Java Obfuscators use the same principle.

Obfuscators do not prevent decompilation as the result of the decompiler is still correct. It just makes it harder to read for reversers.


Yes, but by cheating.
They insert incorrect machine code instructions in the code and surround it with jump like this:

An example of an incorrect machine code instruction is the byte 0x08.
0x08 is the instruction for the OR instruction which consists of 2 bytes.
But since only 1 byte is provided (0x08), the following byte (from the program code) will be considered as the parameter for the OR instruction.

If such an instruction gets executed, the program will crash. Hence a jump prevents the incorrect byte from being executed.

Disassemblers will still try to disassemble the OR instruction and will either screw up the disassembled code or crash.

However, this technique (and other similar ones) does not affect smarter disassemblers such as IDA Pro.

I have a .NET obfuscator. I tested it on a program, and when i tried to decompile it, my decompiler screwed up so bad i had to close it in task manager. Maybe it just wasn't a good decompiler.
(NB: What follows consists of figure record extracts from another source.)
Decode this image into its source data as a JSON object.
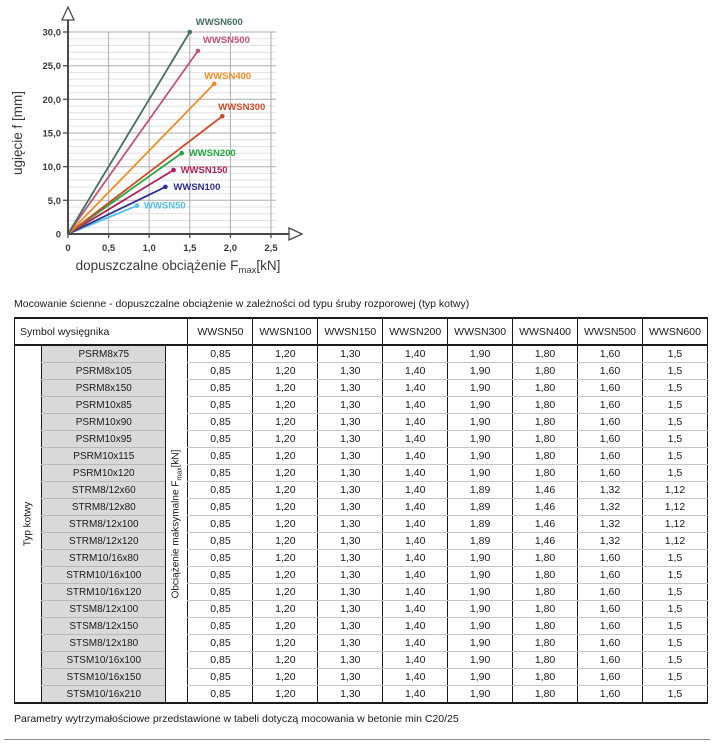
{
  "captions": {
    "top": "Mocowanie ścienne - dopuszczalne obciążenie w zależności od typu śruby rozporowej (typ kotwy)",
    "bottom": "Parametry wytrzymałościowe przedstawione w tabeli dotyczą mocowania w betonie min C20/25"
  },
  "chart_data": {
    "type": "line",
    "title": "",
    "xlabel": {
      "pre": "dopuszczalne obciążenie F",
      "sub": "max",
      "post": "[kN]"
    },
    "ylabel": "ugięcie f [mm]",
    "xlim": [
      0,
      2.5
    ],
    "ylim": [
      0,
      30
    ],
    "grid": {
      "x_step": 0.5,
      "y_minor_step": 1,
      "y_major_step": 5,
      "on": true
    },
    "x_ticks": [
      {
        "v": 0,
        "label": "0"
      },
      {
        "v": 0.5,
        "label": "0,5"
      },
      {
        "v": 1,
        "label": "1,0"
      },
      {
        "v": 1.5,
        "label": "1,5"
      },
      {
        "v": 2,
        "label": "2,0"
      },
      {
        "v": 2.5,
        "label": "2,5"
      }
    ],
    "y_ticks": [
      {
        "v": 0,
        "label": "0"
      },
      {
        "v": 5,
        "label": "5,0"
      },
      {
        "v": 10,
        "label": "10,0"
      },
      {
        "v": 15,
        "label": "15,0"
      },
      {
        "v": 20,
        "label": "20,0"
      },
      {
        "v": 25,
        "label": "25,0"
      },
      {
        "v": 30,
        "label": "30,0"
      }
    ],
    "series": [
      {
        "name": "WWSN50",
        "color": "#55BEE6",
        "x": [
          0,
          0.85
        ],
        "y": [
          0,
          4.2
        ],
        "label_dx": 7,
        "label_dy": 3
      },
      {
        "name": "WWSN100",
        "color": "#2D3192",
        "x": [
          0,
          1.2
        ],
        "y": [
          0,
          7.0
        ],
        "label_dx": 8,
        "label_dy": 3
      },
      {
        "name": "WWSN150",
        "color": "#B01E57",
        "x": [
          0,
          1.3
        ],
        "y": [
          0,
          9.5
        ],
        "label_dx": 7,
        "label_dy": 3
      },
      {
        "name": "WWSN200",
        "color": "#1FA83C",
        "x": [
          0,
          1.4
        ],
        "y": [
          0,
          12.0
        ],
        "label_dx": 7,
        "label_dy": 3
      },
      {
        "name": "WWSN300",
        "color": "#D04A26",
        "x": [
          0,
          1.9
        ],
        "y": [
          0,
          17.5
        ],
        "label_dx": -4,
        "label_dy": -6
      },
      {
        "name": "WWSN400",
        "color": "#F08C28",
        "x": [
          0,
          1.8
        ],
        "y": [
          0,
          22.3
        ],
        "label_dx": -10,
        "label_dy": -5
      },
      {
        "name": "WWSN500",
        "color": "#C25575",
        "x": [
          0,
          1.6
        ],
        "y": [
          0,
          27.2
        ],
        "label_dx": 5,
        "label_dy": -8
      },
      {
        "name": "WWSN600",
        "color": "#476F62",
        "x": [
          0,
          1.5
        ],
        "y": [
          0,
          30.0
        ],
        "label_dx": 6,
        "label_dy": -7
      }
    ]
  },
  "table": {
    "corner_header": "Symbol wysięgnika",
    "col_headers": [
      "WWSN50",
      "WWSN100",
      "WWSN150",
      "WWSN200",
      "WWSN300",
      "WWSN400",
      "WWSN500",
      "WWSN600"
    ],
    "row_group_label": "Typ kotwy",
    "load_label": {
      "pre": "Obciążenie maksymalne F",
      "sub": "max",
      "post": "[kN]"
    },
    "rows": [
      {
        "label": "PSRM8x75",
        "values": [
          "0,85",
          "1,20",
          "1,30",
          "1,40",
          "1,90",
          "1,80",
          "1,60",
          "1,5"
        ]
      },
      {
        "label": "PSRM8x105",
        "values": [
          "0,85",
          "1,20",
          "1,30",
          "1,40",
          "1,90",
          "1,80",
          "1,60",
          "1,5"
        ]
      },
      {
        "label": "PSRM8x150",
        "values": [
          "0,85",
          "1,20",
          "1,30",
          "1,40",
          "1,90",
          "1,80",
          "1,60",
          "1,5"
        ]
      },
      {
        "label": "PSRM10x85",
        "values": [
          "0,85",
          "1,20",
          "1,30",
          "1,40",
          "1,90",
          "1,80",
          "1,60",
          "1,5"
        ]
      },
      {
        "label": "PSRM10x90",
        "values": [
          "0,85",
          "1,20",
          "1,30",
          "1,40",
          "1,90",
          "1,80",
          "1,60",
          "1,5"
        ]
      },
      {
        "label": "PSRM10x95",
        "values": [
          "0,85",
          "1,20",
          "1,30",
          "1,40",
          "1,90",
          "1,80",
          "1,60",
          "1,5"
        ]
      },
      {
        "label": "PSRM10x115",
        "values": [
          "0,85",
          "1,20",
          "1,30",
          "1,40",
          "1,90",
          "1,80",
          "1,60",
          "1,5"
        ]
      },
      {
        "label": "PSRM10x120",
        "values": [
          "0,85",
          "1,20",
          "1,30",
          "1,40",
          "1,90",
          "1,80",
          "1,60",
          "1,5"
        ]
      },
      {
        "label": "STRM8/12x60",
        "values": [
          "0,85",
          "1,20",
          "1,30",
          "1,40",
          "1,89",
          "1,46",
          "1,32",
          "1,12"
        ]
      },
      {
        "label": "STRM8/12x80",
        "values": [
          "0,85",
          "1,20",
          "1,30",
          "1,40",
          "1,89",
          "1,46",
          "1,32",
          "1,12"
        ]
      },
      {
        "label": "STRM8/12x100",
        "values": [
          "0,85",
          "1,20",
          "1,30",
          "1,40",
          "1,89",
          "1,46",
          "1,32",
          "1,12"
        ]
      },
      {
        "label": "STRM8/12x120",
        "values": [
          "0,85",
          "1,20",
          "1,30",
          "1,40",
          "1,89",
          "1,46",
          "1,32",
          "1,12"
        ]
      },
      {
        "label": "STRM10/16x80",
        "values": [
          "0,85",
          "1,20",
          "1,30",
          "1,40",
          "1,90",
          "1,80",
          "1,60",
          "1,5"
        ]
      },
      {
        "label": "STRM10/16x100",
        "values": [
          "0,85",
          "1,20",
          "1,30",
          "1,40",
          "1,90",
          "1,80",
          "1,60",
          "1,5"
        ]
      },
      {
        "label": "STRM10/16x120",
        "values": [
          "0,85",
          "1,20",
          "1,30",
          "1,40",
          "1,90",
          "1,80",
          "1,60",
          "1,5"
        ]
      },
      {
        "label": "STSM8/12x100",
        "values": [
          "0,85",
          "1,20",
          "1,30",
          "1,40",
          "1,90",
          "1,80",
          "1,60",
          "1,5"
        ]
      },
      {
        "label": "STSM8/12x150",
        "values": [
          "0,85",
          "1,20",
          "1,30",
          "1,40",
          "1,90",
          "1,80",
          "1,60",
          "1,5"
        ]
      },
      {
        "label": "STSM8/12x180",
        "values": [
          "0,85",
          "1,20",
          "1,30",
          "1,40",
          "1,90",
          "1,80",
          "1,60",
          "1,5"
        ]
      },
      {
        "label": "STSM10/16x100",
        "values": [
          "0,85",
          "1,20",
          "1,30",
          "1,40",
          "1,90",
          "1,80",
          "1,60",
          "1,5"
        ]
      },
      {
        "label": "STSM10/16x150",
        "values": [
          "0,85",
          "1,20",
          "1,30",
          "1,40",
          "1,90",
          "1,80",
          "1,60",
          "1,5"
        ]
      },
      {
        "label": "STSM10/16x210",
        "values": [
          "0,85",
          "1,20",
          "1,30",
          "1,40",
          "1,90",
          "1,80",
          "1,60",
          "1,5"
        ]
      }
    ]
  }
}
Try Reflector .NET or ILDASM (shipped with Visual Studio)

I have the express editions, so i didn't get any of the luxuries. I am using a free decompiler called Xenocode Fox Community edition. It's like an express of the pro version, and so it's missing some features, but overall it does a fair job.

Oh, okay.
But Reflector .NET is free.

What's it's home page?

Click here.

Thanks, that reflector thing is great. Way better than what i was using.